Instead the table shows that a little overweighed is actually healthy. But as it is always with statistics, we have to see what other circumstances affect those deaths and the actual situations.
I think you cannot only bring up weight and point to such a table as evidence. It is only a small factor in a large equation (f.e. there is a general health issue, the state of the immune system, a chronic illness among so many more).

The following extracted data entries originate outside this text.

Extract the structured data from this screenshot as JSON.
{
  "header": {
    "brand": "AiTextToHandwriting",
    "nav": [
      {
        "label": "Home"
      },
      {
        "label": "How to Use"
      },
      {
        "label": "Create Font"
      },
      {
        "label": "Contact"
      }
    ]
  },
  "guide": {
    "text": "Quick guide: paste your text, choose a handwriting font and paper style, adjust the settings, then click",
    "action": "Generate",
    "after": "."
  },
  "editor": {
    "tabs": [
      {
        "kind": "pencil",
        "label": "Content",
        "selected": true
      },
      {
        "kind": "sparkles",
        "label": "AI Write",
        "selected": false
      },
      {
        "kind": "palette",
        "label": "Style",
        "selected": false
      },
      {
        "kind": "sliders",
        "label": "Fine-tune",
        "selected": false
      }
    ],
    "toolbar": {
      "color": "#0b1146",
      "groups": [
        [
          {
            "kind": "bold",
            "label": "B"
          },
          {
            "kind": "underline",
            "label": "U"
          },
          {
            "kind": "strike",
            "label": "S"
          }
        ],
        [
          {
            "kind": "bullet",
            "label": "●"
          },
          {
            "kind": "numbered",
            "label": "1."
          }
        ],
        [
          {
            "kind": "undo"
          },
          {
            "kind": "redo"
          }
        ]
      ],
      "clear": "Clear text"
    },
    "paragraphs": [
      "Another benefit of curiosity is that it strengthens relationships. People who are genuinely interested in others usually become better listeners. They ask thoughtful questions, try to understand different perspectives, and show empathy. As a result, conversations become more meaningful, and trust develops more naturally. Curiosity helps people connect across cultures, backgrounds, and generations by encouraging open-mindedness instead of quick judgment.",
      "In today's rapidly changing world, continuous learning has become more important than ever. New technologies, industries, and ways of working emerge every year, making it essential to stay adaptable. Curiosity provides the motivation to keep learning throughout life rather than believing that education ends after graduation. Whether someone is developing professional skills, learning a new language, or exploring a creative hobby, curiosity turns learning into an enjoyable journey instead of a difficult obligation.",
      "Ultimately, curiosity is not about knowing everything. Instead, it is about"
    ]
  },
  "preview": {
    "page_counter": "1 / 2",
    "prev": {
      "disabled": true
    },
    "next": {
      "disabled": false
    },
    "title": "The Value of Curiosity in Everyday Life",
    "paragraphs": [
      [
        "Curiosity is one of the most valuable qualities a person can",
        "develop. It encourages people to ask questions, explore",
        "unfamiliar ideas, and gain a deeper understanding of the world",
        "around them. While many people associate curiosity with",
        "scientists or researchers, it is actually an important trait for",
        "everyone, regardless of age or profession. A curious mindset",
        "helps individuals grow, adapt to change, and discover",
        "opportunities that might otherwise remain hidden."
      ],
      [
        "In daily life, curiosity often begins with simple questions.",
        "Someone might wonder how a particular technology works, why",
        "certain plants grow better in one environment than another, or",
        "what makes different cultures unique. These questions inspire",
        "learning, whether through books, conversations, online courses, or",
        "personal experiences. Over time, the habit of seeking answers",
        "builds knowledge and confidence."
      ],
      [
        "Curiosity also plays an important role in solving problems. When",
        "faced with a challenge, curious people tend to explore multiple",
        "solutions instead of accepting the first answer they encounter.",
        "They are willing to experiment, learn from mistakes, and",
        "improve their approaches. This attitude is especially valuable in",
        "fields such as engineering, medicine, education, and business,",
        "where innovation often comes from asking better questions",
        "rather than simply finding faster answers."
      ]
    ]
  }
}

However, I think that overweighed has no direct effect on mortality (except in extreme obesity), but rather on the quality of ones life. For example, you can live up to a 100 years, but still you can be disabled or having to stay in bed. This is exactly the problem of overweighed that I think is a drastic problem to all "government insurances", because those health people have to pay for the "extras" of the overweighed. That's also why those Nannyists want you to have less weight, so that their calculation on the social insurance can be right.
After all, the weight and the size of your body should be totally in your control, so that you might be fat, thin or "normal", whenever you choose. I prefer to be normal, because I don't like to be chained to my chair and at least to have some endurance left.
I think there is nothing more painful to me than not being able to run a few hundred meters without sweating to death :)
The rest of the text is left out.